I think the way to fix this is to reduce the number of queries you have. If you are creating 1000 queries (each with their own instance of an output adapter) I can see where you are going to have issues. On a quad-core machine, you are going to have 4 scheduler threads trying to run 1000 queries.

Are your queries that are arranged "horizontally" doing the same thing? If so, see if you can consolidate them. For instance, if I needed to do a query like the "Price>5 Vol<2k" for 5 different stocks, I would write it in such a way that I can handle all 5 stocks in a standing query that sends all the results to 1 output adapter. If a client is "subscribing" to results from a query, that's something that can/should be handled by your output adapter. You could also turn results on and off for certain stocks by streaming in reference data.

Take a look at the sample below. "sourceStream" is going to be my raw stock data coming from the data source. "referenceStream" is going to be some configuration streamed in from a reference data source (i.e. SQL). The success or failure of the join will throttle the events that get passed on for further processing.

var myPrice5Vol2kSourceStream = from s in sourceStream
join r in referenceStream
on s.StockSymbol equals r.StockSymbol
select s;
0
On

This does sound like a scale-out problem. You have established that you can run 100 queries on your server without any problem. Then, in your comments to other answers you are talking about tens of thousands of customers adding thousands of queries. With that many customer, I suspect that you will be able to afford to add new servers to meet the demand of these masses of customers.

So increase the throughput by spreading the load, through - I don't know - some form of distributed computing perhaps?

1
On

Each query needs a thread to execute. You have 1000 queries. So you need how many threads? Right. Actually, StreamInsight will use the thread pool to limit the number of threads created. So ... you'll have a limited number of threads to execute your queries. You'll wind up spending more time doing context switches than actually executing your queries.

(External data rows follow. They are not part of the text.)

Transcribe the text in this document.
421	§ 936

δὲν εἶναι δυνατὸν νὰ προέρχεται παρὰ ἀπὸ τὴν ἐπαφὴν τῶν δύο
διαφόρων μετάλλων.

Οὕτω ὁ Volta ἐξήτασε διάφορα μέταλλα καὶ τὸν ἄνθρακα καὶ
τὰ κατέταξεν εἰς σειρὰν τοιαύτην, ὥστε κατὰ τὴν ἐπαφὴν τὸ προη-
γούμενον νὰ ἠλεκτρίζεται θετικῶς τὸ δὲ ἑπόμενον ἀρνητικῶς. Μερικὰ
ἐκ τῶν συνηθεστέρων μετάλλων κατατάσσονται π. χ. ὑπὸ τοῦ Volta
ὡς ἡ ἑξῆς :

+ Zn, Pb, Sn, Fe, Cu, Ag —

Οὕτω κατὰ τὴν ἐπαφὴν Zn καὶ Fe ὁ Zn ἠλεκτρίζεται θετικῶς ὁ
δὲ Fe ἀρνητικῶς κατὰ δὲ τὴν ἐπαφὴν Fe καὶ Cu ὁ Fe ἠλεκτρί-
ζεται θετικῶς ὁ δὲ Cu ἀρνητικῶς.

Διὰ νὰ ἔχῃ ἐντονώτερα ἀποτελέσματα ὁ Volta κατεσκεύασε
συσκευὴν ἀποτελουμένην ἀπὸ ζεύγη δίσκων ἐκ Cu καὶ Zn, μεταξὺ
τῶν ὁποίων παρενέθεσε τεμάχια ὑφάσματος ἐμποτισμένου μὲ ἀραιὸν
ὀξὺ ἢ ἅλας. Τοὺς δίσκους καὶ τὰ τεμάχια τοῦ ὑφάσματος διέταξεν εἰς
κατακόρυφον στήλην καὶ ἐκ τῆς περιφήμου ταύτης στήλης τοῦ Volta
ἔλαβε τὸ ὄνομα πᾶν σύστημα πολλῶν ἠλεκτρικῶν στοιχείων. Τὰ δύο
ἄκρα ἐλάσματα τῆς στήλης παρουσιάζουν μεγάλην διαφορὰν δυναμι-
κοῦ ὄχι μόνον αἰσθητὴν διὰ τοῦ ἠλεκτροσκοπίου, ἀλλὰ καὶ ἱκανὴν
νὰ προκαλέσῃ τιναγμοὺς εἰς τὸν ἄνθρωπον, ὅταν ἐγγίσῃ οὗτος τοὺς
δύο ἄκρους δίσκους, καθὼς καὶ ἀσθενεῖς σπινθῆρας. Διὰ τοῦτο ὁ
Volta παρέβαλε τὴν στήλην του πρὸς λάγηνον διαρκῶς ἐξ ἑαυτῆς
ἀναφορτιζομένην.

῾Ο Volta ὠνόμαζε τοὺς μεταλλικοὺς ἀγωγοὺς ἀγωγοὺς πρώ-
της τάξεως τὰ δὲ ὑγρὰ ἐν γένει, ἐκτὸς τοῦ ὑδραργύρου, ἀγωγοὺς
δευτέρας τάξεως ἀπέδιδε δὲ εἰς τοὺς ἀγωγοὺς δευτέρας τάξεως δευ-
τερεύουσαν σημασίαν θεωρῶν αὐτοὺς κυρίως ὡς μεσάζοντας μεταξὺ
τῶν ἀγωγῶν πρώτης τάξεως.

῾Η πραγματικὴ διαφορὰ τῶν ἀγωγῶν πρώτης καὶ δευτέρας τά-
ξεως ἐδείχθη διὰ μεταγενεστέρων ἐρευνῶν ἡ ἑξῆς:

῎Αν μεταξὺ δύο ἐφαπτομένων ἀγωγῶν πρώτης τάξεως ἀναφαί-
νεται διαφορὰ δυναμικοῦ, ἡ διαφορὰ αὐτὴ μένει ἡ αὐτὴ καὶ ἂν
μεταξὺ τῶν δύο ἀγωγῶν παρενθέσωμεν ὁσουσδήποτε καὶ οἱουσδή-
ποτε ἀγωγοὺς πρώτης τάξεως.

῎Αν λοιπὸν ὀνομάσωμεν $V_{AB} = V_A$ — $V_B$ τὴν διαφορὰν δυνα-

I don't understand why you even need 1000 queries. We've built apps that take 100's of sensors in from multiple sources and analyze them together ... and gotten over 100K events/sec. At the end of it, it's poor design of your app, not poor performance on StreamInsight's part, that is causing the issue.

You really need to take some time and rethink how you are going about this. No matter how you slice it, your current approach is going to cause you issues. And ... consider this ... is each input adapter creating its own thread to listen to the inbound and enqueue events? How many threads do you think that adds to the mix?